В дом Горжевской он и заглядывать не стал. Зачем зря беспокоить мирную вдову. А вот к Душинцеву постучал. Хозяин вышел на крыльцо в халате, с папильотками, накрученными на усы. Оглядев одетого по всей форме Сыровяткина, да еще и с шашкой наперевес, что придавало любому полицмейстеру вид бравый, учитель танцев выразил недоумение.
— Вам чего, любезный? — без затей спросил он.
Язык любезного был связан строжайшим приказом не болтать про убийства, ибо кара за то грозила ужасная. Почему-то полицмейстер был уверен, что столичный гений узнает, если он проболтается. И мало, что со свету сживет: без пенсии оставит.

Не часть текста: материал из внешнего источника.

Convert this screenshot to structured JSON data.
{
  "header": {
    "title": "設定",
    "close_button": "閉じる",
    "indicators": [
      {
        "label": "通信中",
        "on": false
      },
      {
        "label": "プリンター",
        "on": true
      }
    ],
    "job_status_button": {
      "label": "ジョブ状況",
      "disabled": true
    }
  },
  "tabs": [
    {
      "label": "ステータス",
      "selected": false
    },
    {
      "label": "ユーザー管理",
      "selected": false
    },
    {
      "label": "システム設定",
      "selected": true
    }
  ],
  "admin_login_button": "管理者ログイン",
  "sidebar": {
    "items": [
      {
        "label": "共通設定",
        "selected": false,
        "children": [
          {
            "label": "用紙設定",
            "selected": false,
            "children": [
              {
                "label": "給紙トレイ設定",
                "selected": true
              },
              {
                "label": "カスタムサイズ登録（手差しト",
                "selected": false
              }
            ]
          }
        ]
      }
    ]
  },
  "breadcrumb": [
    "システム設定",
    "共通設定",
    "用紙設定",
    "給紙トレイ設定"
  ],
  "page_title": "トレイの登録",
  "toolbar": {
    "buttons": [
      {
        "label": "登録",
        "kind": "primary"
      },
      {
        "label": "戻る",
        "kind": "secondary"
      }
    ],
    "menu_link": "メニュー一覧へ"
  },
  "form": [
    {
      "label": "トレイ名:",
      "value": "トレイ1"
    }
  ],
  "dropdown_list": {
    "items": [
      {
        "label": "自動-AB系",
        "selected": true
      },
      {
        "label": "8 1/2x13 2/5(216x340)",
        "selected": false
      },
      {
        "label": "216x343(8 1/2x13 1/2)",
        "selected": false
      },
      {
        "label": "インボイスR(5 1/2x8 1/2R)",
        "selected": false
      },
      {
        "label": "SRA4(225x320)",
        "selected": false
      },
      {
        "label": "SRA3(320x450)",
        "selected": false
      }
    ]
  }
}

— Так, это… Как у вас, значит, тут? — спросил Сыровяткин, путаясь не только в языке, но и в ножнах шашки.
— У нас — прекрасно, — спокойно ответил Душинцев. — А у вас?
Что делать дальше, Сыровяткин не знал. Он счел, что разговор вполне сойдет за допрос подозреваемого, будет что наплести Антонову. Отдал честь и совсем уже собрался восвояси, когда с крыльца соседней дачи его поманил пальчик. Пальчик был такой, что отказать ему было нельзя.
Перебравшись через позеленевшие кусты, пристав оказался на соседней даче. Хозяйка ее, госпожа Мамаева, была не такой женщиной, что мимо нее вот так запросто пройдешь. Красота опытной, умной и волевой женщины, красота в самом пике своего цветения, еще не пошедшая на убыль, была столь притягательна, что редкий мужчина смог бы устоять. Сыровяткин был из числа тех, кто не смог бы. Хуже того: давно и страстно он на Мамаеву заглядывался. Только невозможность сладостной интриги в маленьком городке, где через минуту каждая сволочь побежит докладывать его супруге, сдерживала полицейского в рамках приличия. Но сердечко-то привязать невозможно.
Мамаева отлично видела, какую слабость испытывает под ее взглядом полицейский чин. И пользовалась своим преимуществом, как может пользоваться только женщина: медленно и беспощадно. Жестокие создания эти женщины, что и говорить.
Сыровяткин сделал некоторое движение, чтобы поцеловать ручку, но ручка не далась к поцелую. Напротив, уперлась в бок хозяйки.
— Константин Семенович, это что же такое? — проговорила Мамаева тягуче-сладостно. Отчего под портупеей Сыровяткина побежали мурашки.
— А что такое, Ираида Львовна?
— Как же это понимать, милейший?
— А что вам понимать, драгоценнейшая?
Полицмейстера легонько шлепнули ручкой в кружевной перчатке. Формально это было нанесение побоев должностному лицу и каралось сроком до года исправительных работ. Но Сыровяткин только мечтал, чтобы его подобным образом избили еще и еще.
— Не валяйте дурака, — строго приказали ему.
— Слово чести — не понимаю, Ираида Львовна, — пытался оправдаться он.
— Тогда скажу напрямик: хочу пожаловаться на вашего пристава.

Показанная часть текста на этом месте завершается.